Aging in human cells successfully reversed in the lab

Scientists reversed the ageing of human cells, which could provide the basis for future anti-degeneration drugs.

The ability to reverse aging is something many people would hope to see in their lifetime. This is still a long way from reality, but in our latest experiment, we have reversed the aging of human cells, which could provide the basis for future anti-degeneration drugs.

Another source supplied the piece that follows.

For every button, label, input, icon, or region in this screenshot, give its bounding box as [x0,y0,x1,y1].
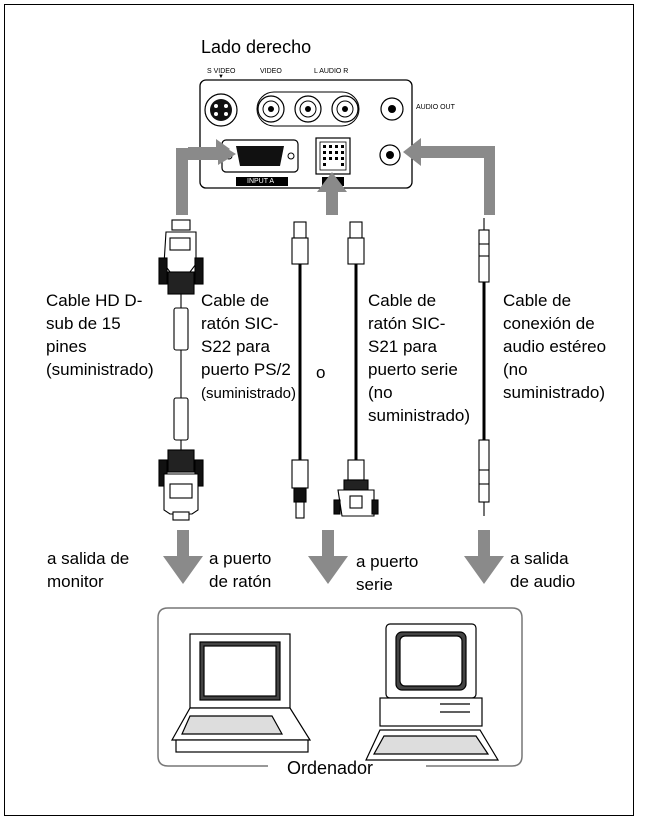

Aging can be viewed as the progressive decline in bodily function and is linked with most of the common chronic diseases that humans suffer from, such as cancer, diabetes and dementia. There are many reasons why our cells and tissues stop functioning, but a new focus in the biology of aging is the accumulation of “senescent” cells in the tissues and organs.

Senescent cells are older deteriorated cells that do not function as they should, but also compromise the function of cells around them. Removal of these old dysfunctional cells has been shown to improve many features of aging in animals such as the delayed onset of cataracts.

We still don’t fully understand why cells become senescent as we age, but damage to DNA, exposure to inflammation and damage to the protective molecules at the end of the chromosomes – the telomeres – have all been suggested.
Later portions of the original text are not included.